2014-07-27 7:09 GMT+02:00 Ben Coman <[email protected]>:

>
>
>
>
> 2014-07-25 16:56 GMT+02:00 Ben Coman <[email protected]>:
>
>>
>> Over the last few days I have been looking deeper into the image locking
>> when suspending a process. It is an interesting rabbit hole [1] that leads
>> to pondering the Delay machinery, that leads to some VM questions.
>>
>> When  pressing the interrupt key it seems to always opens the debugger
>> with the following call stack.
>> Semaphore>>critical:   'self wait'
>> BlockClosure>>ensure:     'self valueNoContextSwitch'
>> Semaphore>>critical:      'ensure: [ caught ifTrue: [self signal]]
>> Delay>>schedule         'AccessProtect critical: ['
>> Delay>>wait              'self schedule'
>> WorldState>>interCyclePause:
>>
>>
> Nicolai Hess wrote:
>
>  Hi Ben,
>
>  I am on Windows too :(
>  So, the fixes does not work (not always) on winddows too. But at least
> they make it less probable to occure, but it still happens.
>  The most distracting thing is, after the first ui lock, pressing
> alt+dot, closing the debuggers, pressing alt+dot ....
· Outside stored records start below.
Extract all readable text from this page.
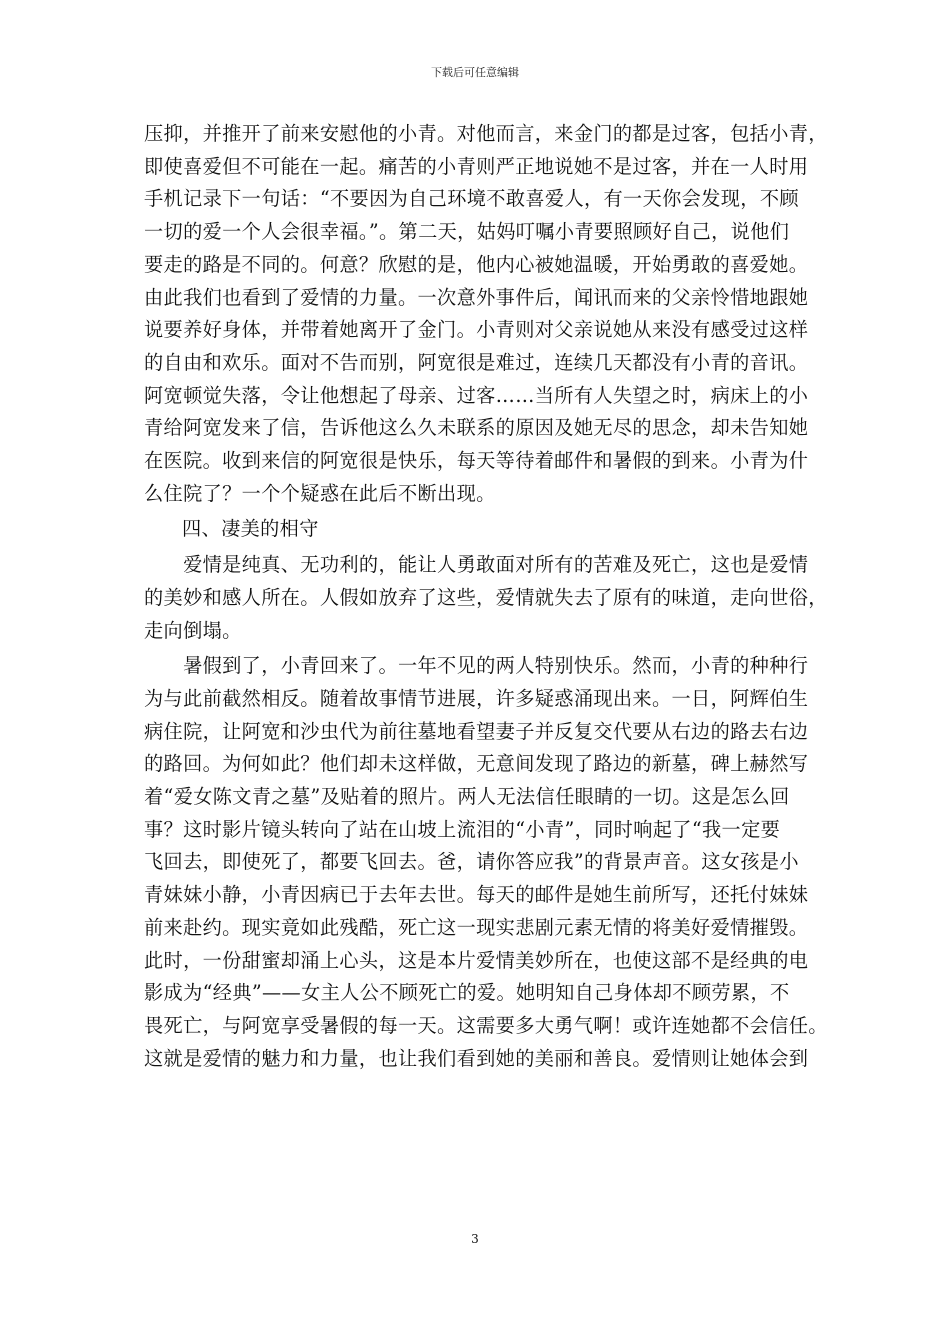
下载后可任意编辑
压抑，并推开了前来安慰他的小青。对他而言，来金门的都是过客，包括小青，
即使喜爱但不可能在一起。痛苦的小青则严正地说她不是过客，并在一人时用
手机记录下一句话：“不要因为自己环境不敢喜爱人，有一天你会发现，不顾
一切的爱一个人会很幸福。”。第二天，姑妈叮嘱小青要照顾好自己，说他们
要走的路是不同的。何意？欣慰的是，他内心被她温暖，开始勇敢的喜爱她。
由此我们也看到了爱情的力量。一次意外事件后，闻讯而来的父亲怜惜地跟她
说要养好身体，并带着她离开了金门。小青则对父亲说她从来没有感受过这样
的自由和欢乐。面对不告而别，阿宽很是难过，连续几天都没有小青的音讯。
阿宽顿觉失落，令让他想起了母亲、过客……当所有人失望之时，病床上的小
青给阿宽发来了信，告诉他这么久未联系的原因及她无尽的思念，却未告知她
在医院。收到来信的阿宽很是快乐，每天等待着邮件和暑假的到来。小青为什
么住院了？一个个疑惑在此后不断出现。
四、凄美的相守
　　爱情是纯真、无功利的，能让人勇敢面对所有的苦难及死亡，这也是爱情
的美妙和感人所在。人假如放弃了这些，爱情就失去了原有的味道，走向世俗，
走向倒塌。
　　暑假到了，小青回来了。一年不见的两人特别快乐。然而，小青的种种行
为与此前截然相反。随着故事情节进展，许多疑惑涌现出来。一日，阿辉伯生
病住院，让阿宽和沙虫代为前往墓地看望妻子并反复交代要从右边的路去右边
的路回。为何如此？他们却未这样做，无意间发现了路边的新墓，碑上赫然写
着“爱女陈文青之墓”及贴着的照片。两人无法信任眼睛的一切。这是怎么回
事？这时影片镜头转向了站在山坡上流泪的“小青”，同时响起了“我一定要
飞回去，即使死了，都要飞回去。爸，请你答应我”的背景声音。这女孩是小
青妹妹小静，小青因病已于去年去世。每天的邮件是她生前所写，还托付妹妹
前来赴约。现实竟如此残酷，死亡这一现实悲剧元素无情的将美好爱情摧毁。
此时，一份甜蜜却涌上心头，这是本片爱情美妙所在，也使这部不是经典的电
影成为“经典”——女主人公不顾死亡的爱。她明知自己身体却不顾劳累，不
畏死亡，与阿宽享受暑假的每一天。这需要多大勇气啊！或许连她都不会信任。
这就是爱情的魅力和力量，也让我们看到她的美丽和善良。爱情则让她体会到
3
> and trying to close the very first debugger, after that, it all works. The
> UI is responsive again and suspending the process does
> not block the ui anymore.
>  It "looks like" supsending the process reactivates another process that
> blocks the UI. And as soon as I terminate this
> process (alt+dot, close debugger ...) all works.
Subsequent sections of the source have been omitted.